The crux of both statements was, in Dr Syed’s own words: “Pakistan is not as vulnerable as is being assumed.” He was reacting to speculation that Pakistan may be headed towards an economic catastrophe due to runaway global inflation, which is exerting considerable pressure on the country’s external account as well as its debt profile.
The ability of Pakistan’s sputtering economy to cope with external pressures has recently been questioned, with fears multiplying in recent days due to the rupee’s nearly 8pc slide against the dollar over the last trading week and the depletion of the country’s forex reserves to below $10bn even as inflation peaks to its highest in more than a decade.
Quite understandably, none of these are encouraging signs; especially not for an economy also roiled by political instability and that of late has witnessed one constitutional crisis after another. However, and this is what the State Bank acting governor would like us to remember, we do not seem to be in danger of an imminent default along the lines of what we’ve witnessed in our neighbourhood ie Sri Lanka.

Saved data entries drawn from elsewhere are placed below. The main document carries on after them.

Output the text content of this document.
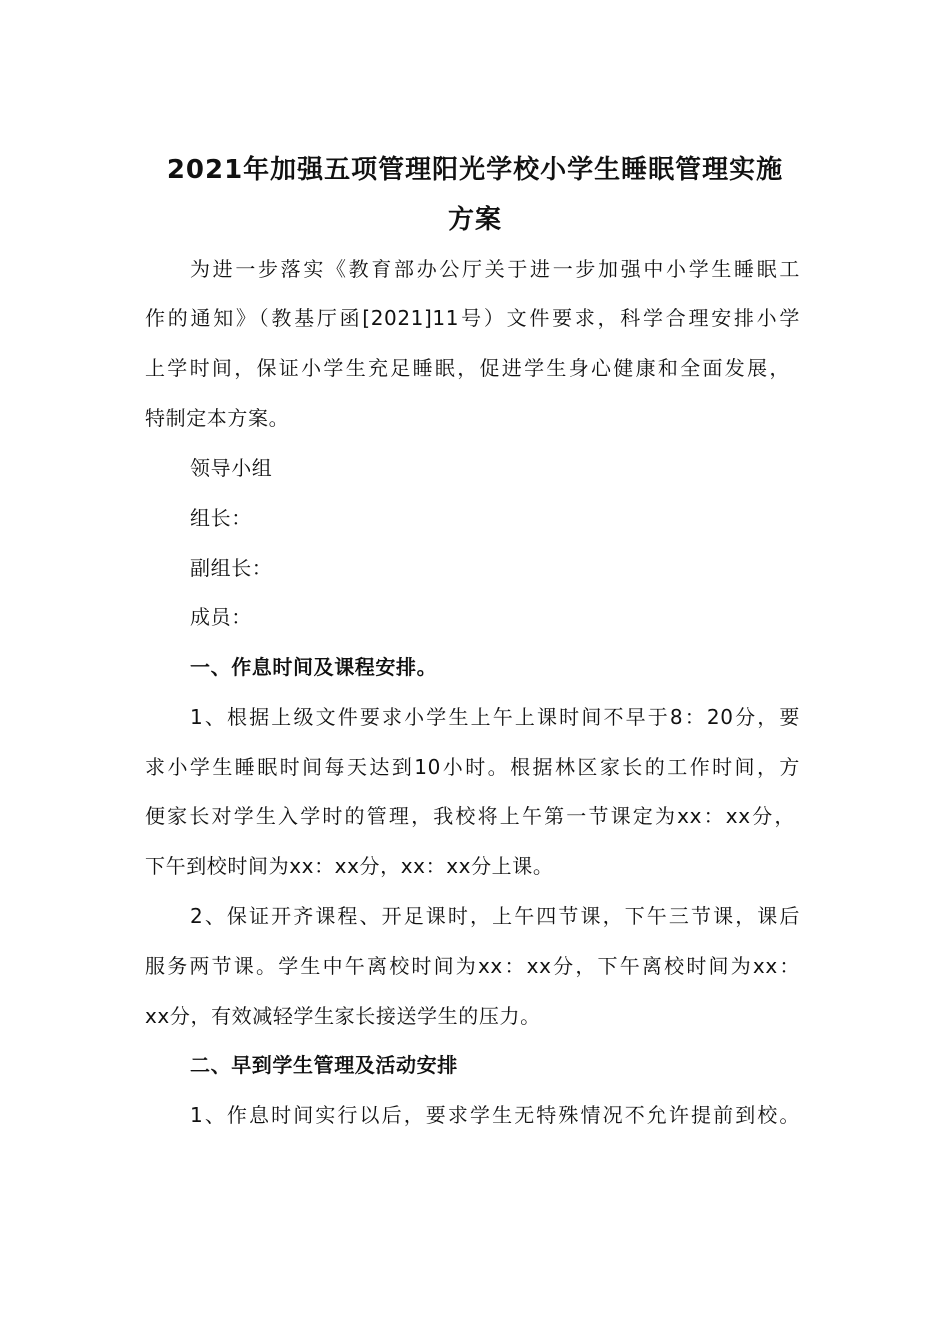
2021年加强五项管理阳光学校小学生睡眠管理实施
方案
为进一步落实《教育部办公厅关于进一步加强中小学生睡眠工
作的通知》（教基厅函[2021]11号）文件要求，科学合理安排小学
上学时间，保证小学生充足睡眠，促进学生身心健康和全面发展，
特制定本方案。
领导小组
组长：
副组长：
成员：
一、作息时间及课程安排。
1、根据上级文件要求小学生上午上课时间不早于8：20分，要
求小学生睡眠时间每天达到10小时。根据林区家长的工作时间，方
便家长对学生入学时的管理，我校将上午第一节课定为xx：xx分，
下午到校时间为xx：xx分，xx：xx分上课。
2、保证开齐课程、开足课时，上午四节课，下午三节课，课后
服务两节课。学生中午离校时间为xx：xx分，下午离校时间为xx：
xx分，有效减轻学生家长接送学生的压力。
二、早到学生管理及活动安排
1、作息时间实行以后，要求学生无特殊情况不允许提前到校。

The central bank chief has pointed out that Pakistan’s public debt is structured in a way that it is mostly dependent on local sources to meet its financing needs; its external debt is quite low as a percentage of GDP compared to economies considered close to default; and that most of its external loans are on concessionary rather than commercial terms. Additionally, the State Bank chief has underlined that none of the countries that have defaulted or that face imminent default had a programme with the IMF in place, which Pakistan does.
Dr Syed also addressed fears raised by some quarters that Pakistan may not have sufficient money to pay off its near-term debt obligations, categorically stating that this was not so and that Pakistan had more than enough financing available to meet its obligations for the ongoing fiscal year.
It is unfortunate that the State Bank chief has been forced into firefighting mode while the continuing uncertainty on the political end makes markets even more jittery. Though Dr Syed’s words themselves offer hope, they are also a recognition of the fact that any further uncertainty regarding the economy’s health may quickly turn destructive. The government’s economic managers must also step in and do their bit. They cannot remain missing in action for much longer.